Dans toutes les directions,
pour exaspérer plus rapidement
la mort,
faisant bouillonner les hommes jusqu’au niveau des toîts,
les Diesels aux mille chevaux des coeurs des capitales
lançaient des wagons de sang infecté.
Vous, les tranquilles !
Vous n’en avez pas profité longtemps.
Tout de suite
le fer des rails a fait couler par sa veine
dans le hâle des campagnes l’épidémie des villes.

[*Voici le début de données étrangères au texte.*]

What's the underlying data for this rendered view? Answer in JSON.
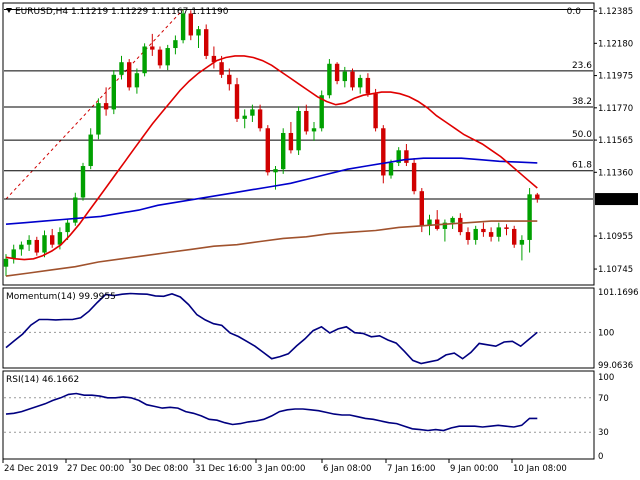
{
  "header": {
    "title": "EURUSD,H4  1.11219 1.11229 1.11167 1.11190",
    "fib_top_label": "0.0"
  },
  "colors": {
    "bull": "#00a000",
    "bear": "#d00000",
    "ma_fast": "#e00000",
    "ma_mid": "#0000cc",
    "ma_slow": "#a0522d",
    "indicator": "#000080",
    "price_tag_bg": "#000000"
  },
  "chart_data": [
    {
      "type": "candlestick",
      "title": "EURUSD,H4",
      "ohlc_last": {
        "open": 1.11219,
        "high": 1.11229,
        "low": 1.11167,
        "close": 1.1119
      },
      "ylim": [
        1.1065,
        1.1243
      ],
      "y_ticks": [
        "1.12385",
        "1.12180",
        "1.11975",
        "1.11770",
        "1.11565",
        "1.11360",
        "1.11190",
        "1.10955",
        "1.10745"
      ],
      "current_price": "1.11190",
      "fib_levels": [
        {
          "label": "0.0",
          "price": 1.12395
        },
        {
          "label": "23.6",
          "price": 1.12005
        },
        {
          "label": "38.2",
          "price": 1.11775
        },
        {
          "label": "50.0",
          "price": 1.11565
        },
        {
          "label": "61.8",
          "price": 1.1137
        },
        {
          "label": "",
          "price": 1.1119
        }
      ],
      "candles": [
        [
          1.1076,
          1.1084,
          1.107,
          1.1081
        ],
        [
          1.1081,
          1.109,
          1.1078,
          1.1087
        ],
        [
          1.1087,
          1.1092,
          1.1083,
          1.109
        ],
        [
          1.109,
          1.1096,
          1.1086,
          1.1093
        ],
        [
          1.1093,
          1.1095,
          1.1083,
          1.1085
        ],
        [
          1.1085,
          1.1099,
          1.1082,
          1.1096
        ],
        [
          1.1096,
          1.11,
          1.1088,
          1.109
        ],
        [
          1.109,
          1.1101,
          1.1087,
          1.1098
        ],
        [
          1.1098,
          1.1106,
          1.1093,
          1.1104
        ],
        [
          1.1104,
          1.1123,
          1.1102,
          1.112
        ],
        [
          1.112,
          1.1142,
          1.1118,
          1.114
        ],
        [
          1.114,
          1.1164,
          1.1138,
          1.116
        ],
        [
          1.116,
          1.1183,
          1.1157,
          1.118
        ],
        [
          1.118,
          1.119,
          1.1172,
          1.1176
        ],
        [
          1.1176,
          1.1201,
          1.1173,
          1.1198
        ],
        [
          1.1198,
          1.121,
          1.1195,
          1.1206
        ],
        [
          1.1206,
          1.1208,
          1.1188,
          1.119
        ],
        [
          1.119,
          1.1202,
          1.1186,
          1.1199
        ],
        [
          1.1199,
          1.1218,
          1.1197,
          1.1216
        ],
        [
          1.1216,
          1.1224,
          1.121,
          1.1214
        ],
        [
          1.1214,
          1.1216,
          1.1202,
          1.1204
        ],
        [
          1.1204,
          1.1217,
          1.1201,
          1.1215
        ],
        [
          1.1215,
          1.1223,
          1.1211,
          1.122
        ],
        [
          1.122,
          1.12395,
          1.1218,
          1.1237
        ],
        [
          1.1237,
          1.1239,
          1.122,
          1.1223
        ],
        [
          1.1223,
          1.1229,
          1.1215,
          1.1227
        ],
        [
          1.1227,
          1.123,
          1.1208,
          1.121
        ],
        [
          1.121,
          1.1216,
          1.1202,
          1.1206
        ],
        [
          1.1206,
          1.121,
          1.1196,
          1.1198
        ],
        [
          1.1198,
          1.1202,
          1.1188,
          1.1192
        ],
        [
          1.1192,
          1.1196,
          1.1168,
          1.117
        ],
        [
          1.117,
          1.1176,
          1.1164,
          1.1172
        ],
        [
          1.1172,
          1.1179,
          1.1168,
          1.1176
        ],
        [
          1.1176,
          1.1179,
          1.1162,
          1.1164
        ],
        [
          1.1164,
          1.1166,
          1.1134,
          1.1136
        ],
        [
          1.1136,
          1.114,
          1.1125,
          1.1138
        ],
        [
          1.1138,
          1.1164,
          1.1135,
          1.1161
        ],
        [
          1.1161,
          1.1168,
          1.1148,
          1.115
        ],
        [
          1.115,
          1.1178,
          1.1147,
          1.1175
        ],
        [
          1.1175,
          1.1179,
          1.116,
          1.1162
        ],
        [
          1.1162,
          1.1168,
          1.1156,
          1.1164
        ],
        [
          1.1164,
          1.1188,
          1.1162,
          1.1185
        ],
        [
          1.1185,
          1.1208,
          1.1183,
          1.1205
        ],
        [
          1.1205,
          1.1206,
          1.1192,
          1.1194
        ],
        [
          1.1194,
          1.1203,
          1.119,
          1.12
        ],
        [
          1.12,
          1.1202,
          1.1188,
          1.119
        ],
        [
          1.119,
          1.1198,
          1.1186,
          1.1196
        ],
        [
          1.1196,
          1.1199,
          1.1184,
          1.1186
        ],
        [
          1.1186,
          1.1189,
          1.1162,
          1.1164
        ],
        [
          1.1164,
          1.1166,
          1.1129,
          1.1134
        ],
        [
          1.1134,
          1.1144,
          1.1132,
          1.1142
        ],
        [
          1.1142,
          1.1152,
          1.114,
          1.115
        ],
        [
          1.115,
          1.1154,
          1.114,
          1.1142
        ],
        [
          1.1142,
          1.1145,
          1.1122,
          1.1124
        ],
        [
          1.1124,
          1.1126,
          1.1098,
          1.1102
        ],
        [
          1.1102,
          1.1109,
          1.1096,
          1.1106
        ],
        [
          1.1106,
          1.1112,
          1.1099,
          1.11
        ],
        [
          1.11,
          1.1106,
          1.1092,
          1.1104
        ],
        [
          1.1104,
          1.1108,
          1.11,
          1.1107
        ],
        [
          1.1107,
          1.111,
          1.1096,
          1.1098
        ],
        [
          1.1098,
          1.1101,
          1.109,
          1.1093
        ],
        [
          1.1093,
          1.1102,
          1.109,
          1.11
        ],
        [
          1.11,
          1.1104,
          1.1095,
          1.1098
        ],
        [
          1.1098,
          1.1101,
          1.1092,
          1.1095
        ],
        [
          1.1095,
          1.1104,
          1.1092,
          1.1101
        ],
        [
          1.1101,
          1.1103,
          1.1096,
          1.11
        ],
        [
          1.11,
          1.1102,
          1.1088,
          1.109
        ],
        [
          1.109,
          1.1096,
          1.108,
          1.1093
        ],
        [
          1.1093,
          1.1126,
          1.1085,
          1.1122
        ],
        [
          1.11219,
          1.11229,
          1.11167,
          1.1119
        ]
      ],
      "ma_fast": [
        1.1082,
        1.1081,
        1.10805,
        1.1081,
        1.1083,
        1.1086,
        1.109,
        1.1096,
        1.1103,
        1.1111,
        1.1119,
        1.1127,
        1.1135,
        1.1143,
        1.1151,
        1.1159,
        1.1167,
        1.1174,
        1.1181,
        1.1188,
        1.1194,
        1.1199,
        1.1203,
        1.1207,
        1.1209,
        1.121,
        1.121,
        1.1209,
        1.1207,
        1.1204,
        1.12,
        1.1196,
        1.1192,
        1.1188,
        1.1184,
        1.1181,
        1.1179,
        1.118,
        1.1183,
        1.1185,
        1.1186,
        1.1187,
        1.1187,
        1.1186,
        1.1184,
        1.1181,
        1.1177,
        1.1172,
        1.1168,
        1.1164,
        1.116,
        1.1157,
        1.1154,
        1.115,
        1.1146,
        1.1141,
        1.1136,
        1.1131,
        1.1126
      ],
      "ma_mid": [
        1.1103,
        1.1104,
        1.1105,
        1.1106,
        1.1107,
        1.1108,
        1.111,
        1.1112,
        1.1115,
        1.1117,
        1.1119,
        1.1121,
        1.1123,
        1.1125,
        1.1127,
        1.1129,
        1.1132,
        1.1135,
        1.1138,
        1.114,
        1.1142,
        1.1144,
        1.1145,
        1.1145,
        1.1145,
        1.1144,
        1.1143,
        1.11425,
        1.1142
      ],
      "ma_slow": [
        1.107,
        1.1072,
        1.1074,
        1.1076,
        1.1079,
        1.1081,
        1.1083,
        1.1085,
        1.1087,
        1.1089,
        1.109,
        1.1092,
        1.1094,
        1.1095,
        1.1097,
        1.1098,
        1.1099,
        1.1101,
        1.1102,
        1.1103,
        1.1104,
        1.1105,
        1.1105,
        1.1105
      ]
    },
    {
      "type": "line",
      "title": "Momentum(14) 99.9955",
      "ylim": [
        99.0,
        101.25
      ],
      "y_ticks": [
        "101.1696",
        "100",
        "99.0636"
      ],
      "reference_levels": [
        100
      ],
      "values": [
        99.56,
        99.76,
        99.95,
        100.21,
        100.37,
        100.37,
        100.36,
        100.37,
        100.37,
        100.42,
        100.61,
        100.86,
        101.09,
        101.06,
        101.1,
        101.12,
        101.11,
        101.1,
        101.05,
        101.04,
        101.11,
        101.02,
        100.8,
        100.51,
        100.36,
        100.25,
        100.2,
        99.98,
        99.88,
        99.74,
        99.6,
        99.42,
        99.24,
        99.3,
        99.38,
        99.61,
        99.81,
        100.05,
        100.16,
        99.98,
        100.1,
        100.16,
        99.99,
        99.97,
        99.87,
        99.9,
        99.78,
        99.69,
        99.45,
        99.19,
        99.1,
        99.15,
        99.2,
        99.35,
        99.4,
        99.24,
        99.42,
        99.68,
        99.64,
        99.6,
        99.72,
        99.74,
        99.6,
        99.8,
        100.0
      ]
    },
    {
      "type": "line",
      "title": "RSI(14) 46.1662",
      "ylim": [
        0,
        100
      ],
      "y_ticks": [
        "100",
        "70",
        "30",
        "0"
      ],
      "reference_levels": [
        70,
        30
      ],
      "values": [
        51,
        52,
        54,
        57,
        60,
        63,
        67,
        70,
        74,
        75,
        73,
        73,
        72,
        70,
        70,
        71,
        70,
        67,
        62,
        60,
        58,
        59,
        58,
        54,
        52,
        49,
        45,
        44,
        41,
        39,
        40,
        42,
        43,
        45,
        49,
        54,
        56,
        57,
        57,
        56,
        55,
        53,
        51,
        50,
        50,
        48,
        46,
        45,
        43,
        41,
        40,
        37,
        34,
        33,
        32,
        33,
        32,
        35,
        37,
        37,
        37,
        36,
        37,
        38,
        37,
        36,
        38,
        46,
        46
      ]
    }
  ],
  "x_axis": {
    "labels": [
      "24 Dec 2019",
      "27 Dec 00:00",
      "30 Dec 08:00",
      "31 Dec 16:00",
      "3 Jan 00:00",
      "6 Jan 08:00",
      "7 Jan 16:00",
      "9 Jan 00:00",
      "10 Jan 08:00"
    ]
  }
}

Là où chantaient les oiseaux, c’est maintenant des cliquetis d’assiettes.
Là où se trouvait une forêt profonde, l’endroit est devenu une Sodome aux cent maisons.
Faunes de six étages, les maisons publiques, l’une derrière l’autre,
se sont précipitées dans la danse.
Le soleil lève sa tête rousse
avec des traces d’ivresse collées sur sa bouche gonflée,
tout nu, il n’a pas la force de se retenir
et de ne pas
retourner dans le bouge des nuits.
Et la nuit, négresse vénale,
n’a pas le temps
de se coucher
pour se reposer
dans l’ombre,
que sur elle
un nouveau jour affamé
hisse son gros corps chauffé à blanc.
Écrasée contre les toits,
hurle
poignée d’étoiles !
Écarte-toi avec effroi, soir-ermite !
Allons !
Lançons contre les femelles
le souffle de nos narines,
rongées par les dents de la cocaïne.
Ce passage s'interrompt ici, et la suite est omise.